Pero si nada de eso funciona porque simplemente la ley te prohíbe competir con la aletargada tecnológicamente industria del taxi o porque debes considerar a tus conductores como empleados y no asociados entonces: 

  1. Mueve a tus «fans» es decir usuarios más fervientes a presionar públicamente a los politicos a cargo para generar una especie de «activismo» pro Uber.
  2. Contrata a una inteligente firma de abogados que busque en la ley vacíos en los que tu plataforma puede operar.
  3. Une a tu junta directiva personas que tienen influencia política
  4. Lucha en los tribunales y resuelve a puertas cerradas tu permanencia en la industria y dominio de mercado.

«Emprendedurismo Regulatorio»

‘Regulatory Entrepreneurship’ es una investigación de Elizabeth Pollman, profesora de leyes en la Loyola Law School de Los Angeles. En este «paper» se plantea un fenómeno en el cuál empresas con poder de mercado (es decir con una base de consumidores grande) buscan modificar la ley a su favor, exclusivamente para beneficio de su principal línea de negocio.

En ‘Regulatory Entrepreneurship’ se estructura cómo es que empresas con un gran numero de consumidores, una presencia de marca fuerte en redes sociales y una gran capitalización, utilizan tácticas políticas y legales para consolidar su principal linea de negocio, buscando específicamente que la ley se modifique para que puedan operar sin contrariedades.

De acuerdo a Pollman, el «Emprendedurismo Regulatorio» difiere de la influencia corporativa en que modificar la ley es justamente lo que permitiría el desarrollo del modelo de negocio de la empresa y el lobbying corporativo persigue mantener el statu quo de una corporación mediante las relaciones políticas sin perseguir riesgosamente una modificación de una ley específica.

Osea, una corporación o empresa consolidada, ya está en una industria que opera bajo acuerdos con los que todos se mantienen en paz. En cambio para una empresa que innova en el modelo de negocios, justamente estos acuerdos legales impiden la ejecución de su «evil master plan» o también llamado: «modelo de negocios».
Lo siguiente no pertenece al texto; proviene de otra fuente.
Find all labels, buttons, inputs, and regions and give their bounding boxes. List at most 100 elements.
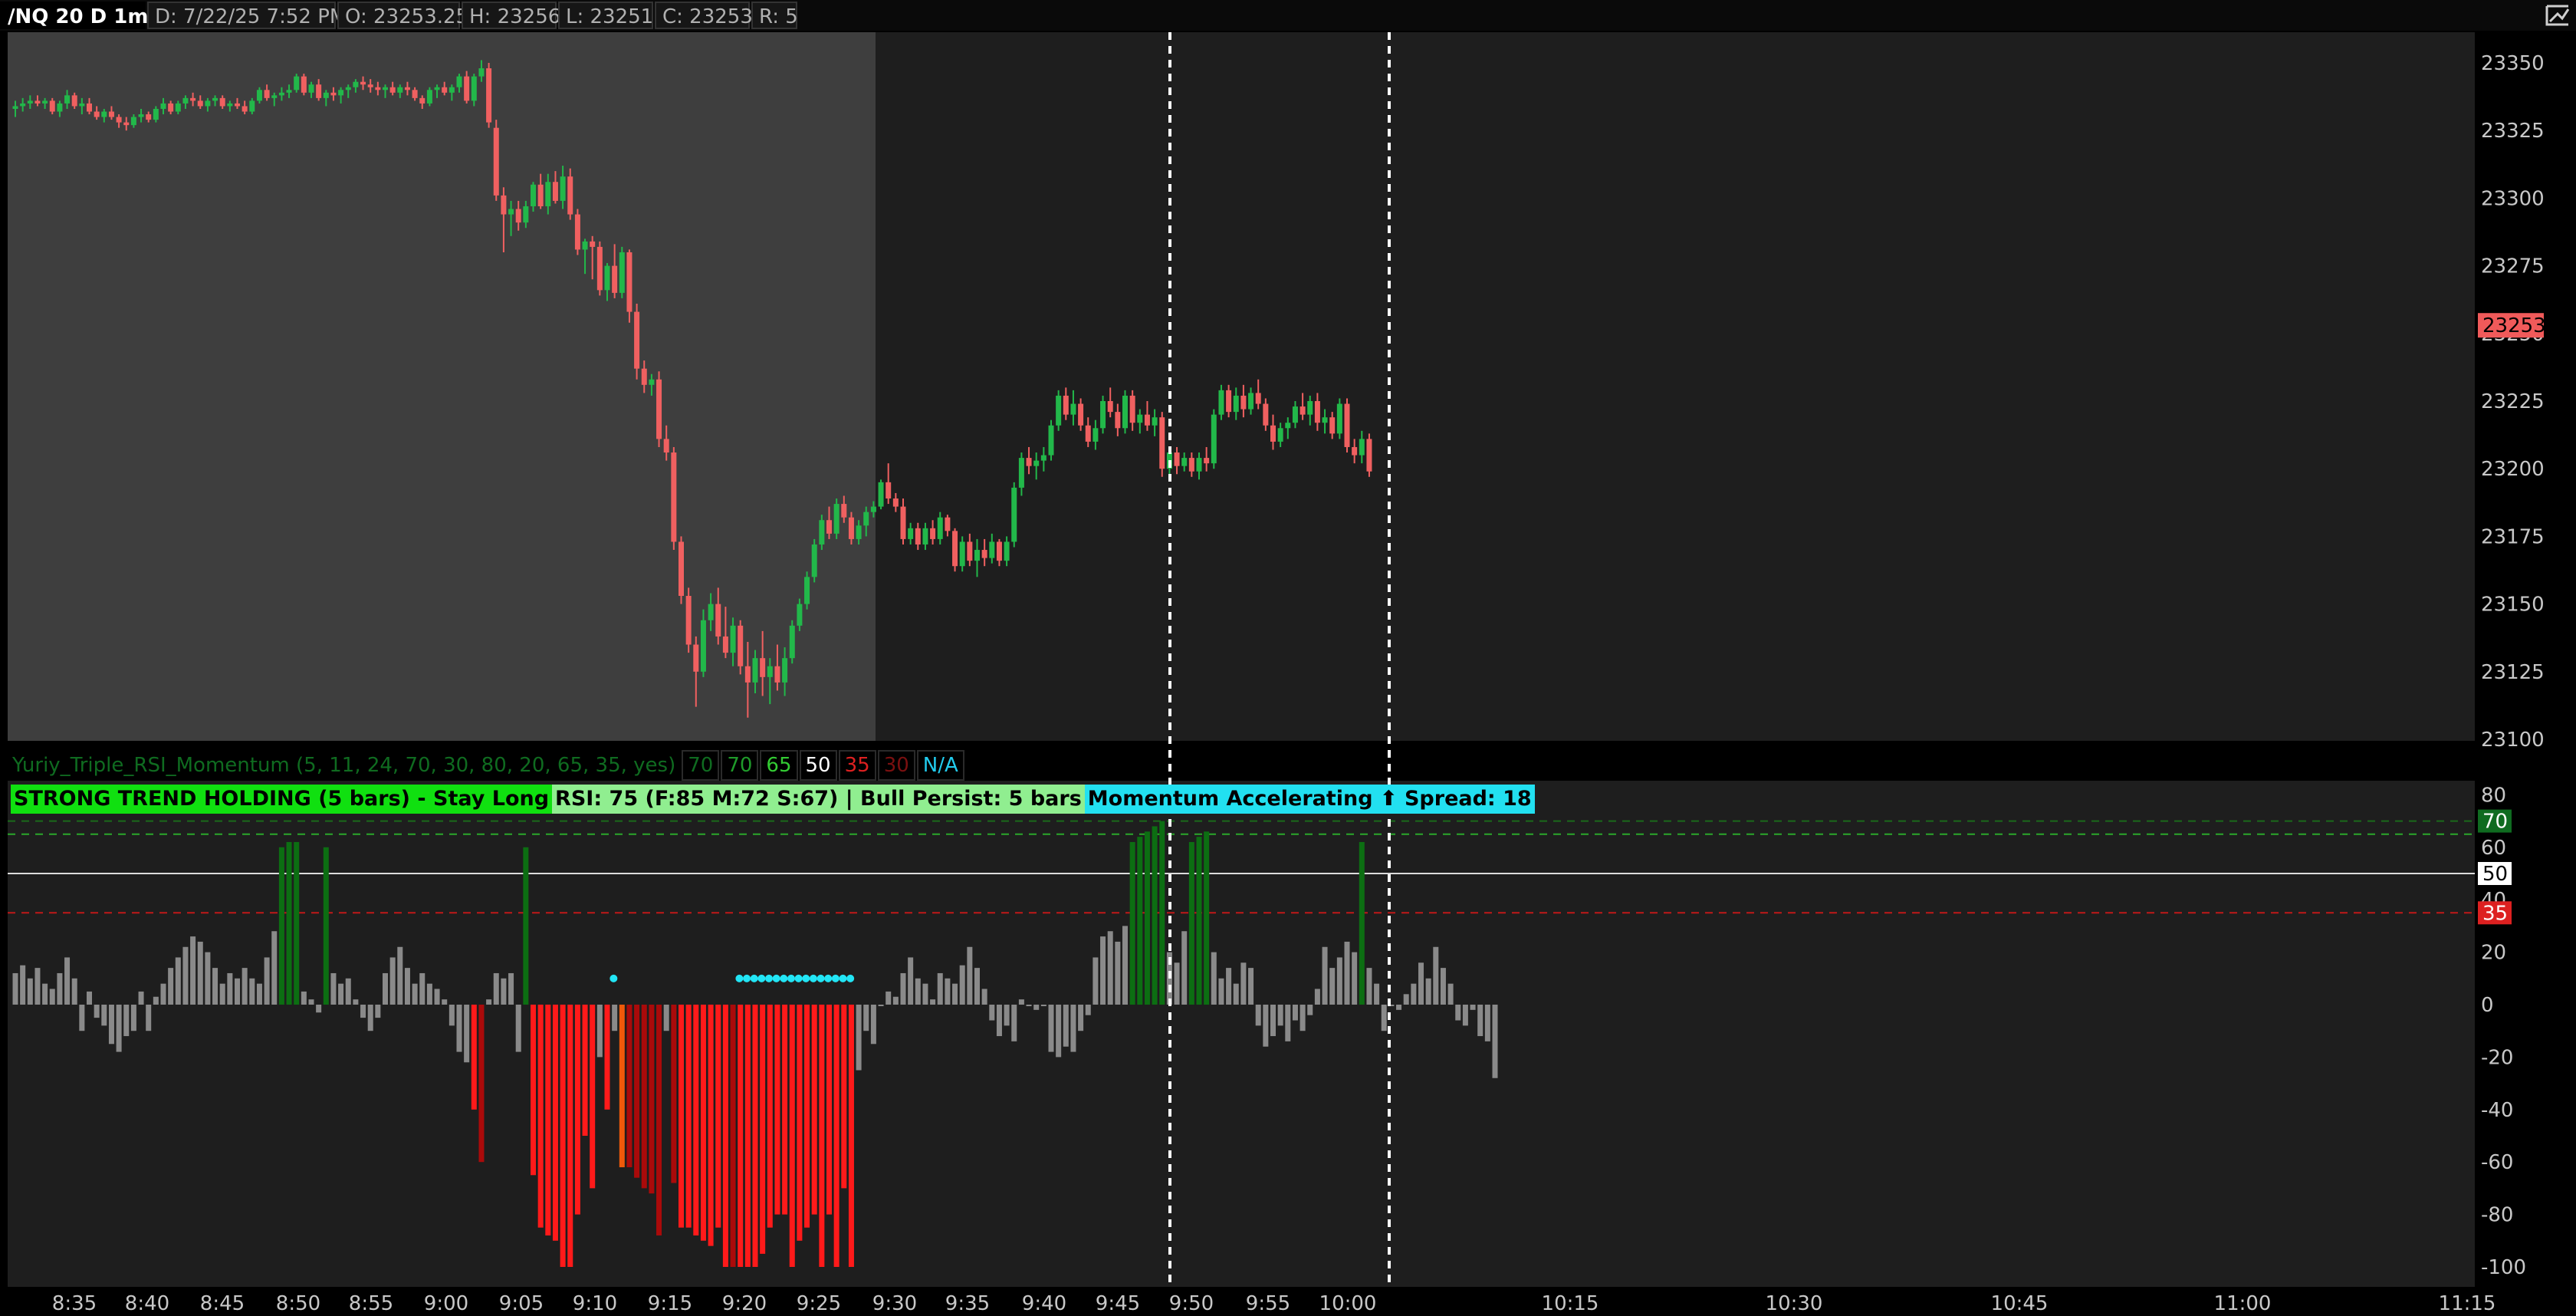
candle-body (389, 87, 396, 93)
candle-body (1048, 425, 1054, 456)
histogram-bar (323, 847, 329, 1005)
candle-body (1033, 460, 1040, 466)
histogram-bar (471, 1005, 477, 1110)
candle-body (1056, 395, 1062, 426)
histogram-bar (1477, 1005, 1484, 1037)
histogram-bar (1211, 952, 1217, 1005)
candle-body (531, 184, 536, 206)
histogram-bar (878, 1005, 884, 1006)
chart-settings-icon[interactable] (2542, 2, 2573, 29)
candle-body (71, 95, 77, 107)
candle-body (64, 95, 71, 104)
histogram-bar (442, 999, 448, 1005)
histogram-bar (663, 1005, 669, 1031)
candle-body (1011, 487, 1017, 542)
candle-body (175, 103, 181, 112)
study-header[interactable]: Yuriy_Triple_RSI_Momentum (5, 11, 24, 70… (8, 750, 964, 781)
indicator-level-label: 70 (2482, 811, 2508, 834)
histogram-bar (1033, 1005, 1040, 1010)
indicator-tick-label: 20 (2481, 942, 2506, 965)
histogram-bar (301, 991, 307, 1005)
candle-body (1092, 428, 1099, 442)
candle-body (760, 658, 766, 677)
histogram-bar (1107, 931, 1113, 1005)
histogram-bar (493, 972, 499, 1005)
candle-body (604, 265, 610, 291)
candle-body (434, 87, 440, 90)
acceleration-dot (824, 974, 833, 982)
candle-body (856, 525, 862, 539)
histogram-bar (937, 972, 943, 1005)
histogram-bar (404, 968, 410, 1005)
candle-body (190, 97, 196, 101)
candle-body (1322, 417, 1328, 423)
candle-body (219, 97, 225, 107)
candle-body (641, 368, 647, 385)
candle-body (619, 252, 625, 293)
symbol-label[interactable]: /NQ 20 D 1m (0, 2, 148, 29)
histogram-bar (1329, 968, 1336, 1005)
time-tick-label: 8:35 (52, 1292, 97, 1315)
histogram-bar (863, 1005, 869, 1031)
histogram-bar (1188, 841, 1194, 1005)
candle-body (1040, 455, 1046, 461)
candle-body (249, 100, 255, 112)
histogram-bar (456, 1005, 462, 1052)
candle-body (886, 482, 892, 499)
candle-body (863, 512, 869, 526)
price-axis-ticks: 2335023325233002327523250232252320023175… (2478, 52, 2546, 752)
candle-body (182, 97, 189, 104)
histogram-bar (952, 983, 958, 1005)
candle-body (1174, 452, 1180, 466)
histogram-bar (1277, 1005, 1283, 1026)
candle-body (878, 482, 884, 507)
time-tick-label: 10:15 (1542, 1292, 1599, 1315)
candle-body (286, 90, 292, 93)
time-tick-label: 9:50 (1169, 1292, 1214, 1315)
candle-body (1026, 458, 1032, 466)
acceleration-dot (757, 974, 766, 982)
candle-body (1188, 458, 1194, 472)
study-name[interactable]: Yuriy_Triple_RSI_Momentum (5, 11, 24, 70… (8, 752, 680, 779)
histogram-bar (930, 999, 936, 1005)
histogram-bar (64, 957, 71, 1005)
candle-body (1078, 403, 1084, 426)
candle-body (442, 87, 448, 93)
candle-body (123, 122, 130, 126)
candle-body (1255, 393, 1261, 404)
histogram-bar (1018, 999, 1024, 1005)
histogram-bar (722, 1005, 728, 1267)
histogram-bar (330, 972, 337, 1005)
candle-body (693, 644, 699, 672)
histogram-bar (478, 1005, 485, 1163)
histogram-bar (87, 991, 92, 1005)
histogram-bar (108, 1005, 114, 1045)
histogram-bar (1336, 957, 1342, 1005)
candle-body (560, 176, 566, 201)
candle-body (79, 103, 85, 107)
chart-header: /NQ 20 D 1m D: 7/22/25 7:52 PM O: 23253.… (0, 0, 2576, 31)
candle-body (1211, 414, 1217, 464)
histogram-bar (552, 1005, 558, 1241)
candle-body (101, 111, 107, 117)
histogram-bar (1144, 831, 1150, 1005)
histogram-bar (42, 983, 48, 1005)
indicator-tick-label: -20 (2481, 1046, 2513, 1069)
histogram-bar (626, 1005, 632, 1168)
time-tick-label: 9:55 (1246, 1292, 1290, 1315)
candle-body (1300, 406, 1306, 415)
candle-body (700, 620, 706, 672)
histogram-bar (27, 978, 33, 1005)
histogram-bar (219, 983, 225, 1005)
histogram-bar (774, 1005, 780, 1215)
candle-body (1344, 403, 1350, 447)
histogram-bar (353, 999, 359, 1005)
candle-body (744, 666, 751, 683)
histogram-bar (523, 847, 529, 1005)
momentum-label: Momentum Accelerating ⬆ Spread: 18 (1084, 785, 1535, 814)
low-readout: L: 23251 (558, 2, 653, 29)
histogram-bar (419, 972, 426, 1005)
histogram-bar (811, 1005, 817, 1215)
signal-labels: STRONG TREND HOLDING (5 bars) - Stay Lon… (11, 785, 1535, 814)
candle-body (271, 95, 278, 98)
«Changing the law is not a side project, it is a material part of the business plan.»

—Elizabeth Pollman.

En el paper se menciona a uno de los ejemplos más públicos, menos discutidos seriamente y más conocidos: Tesla y por ende al buen Elon Musk.

Tesla por ejemplo, decidió vender directamente a los clientes, sin intermediarios, que en la industria automotriz son los concesionarios, o en inglés: car dealers. Para Tesla e Elon Musk los concesionarios no son benéficos para su modelo de negocios, de hecho son un eslabón que entorpece la experiencia de compra, pero la ley en EU, la cuál se diseñó hace décadas cuando las condiciones del mercado de venta de automóviles al consumidor eran muy diferentes, prohíbe que una compañía automotriz venda directamente a los consumidores. Tesla argumenta que los car dealers no tienen incentivos para vender sus automóviles (lo cuál es cierto) y por ende debe hacer el trabajo la misma empresa. 

Poco a poco y pese a las luchas de los concesionarios, en cada estado, Tesla ha ganado terreno. Pero para hacerlo ha buscado tanto la influencia política como recurrir a los litigios para que la ley se modifique a su favor.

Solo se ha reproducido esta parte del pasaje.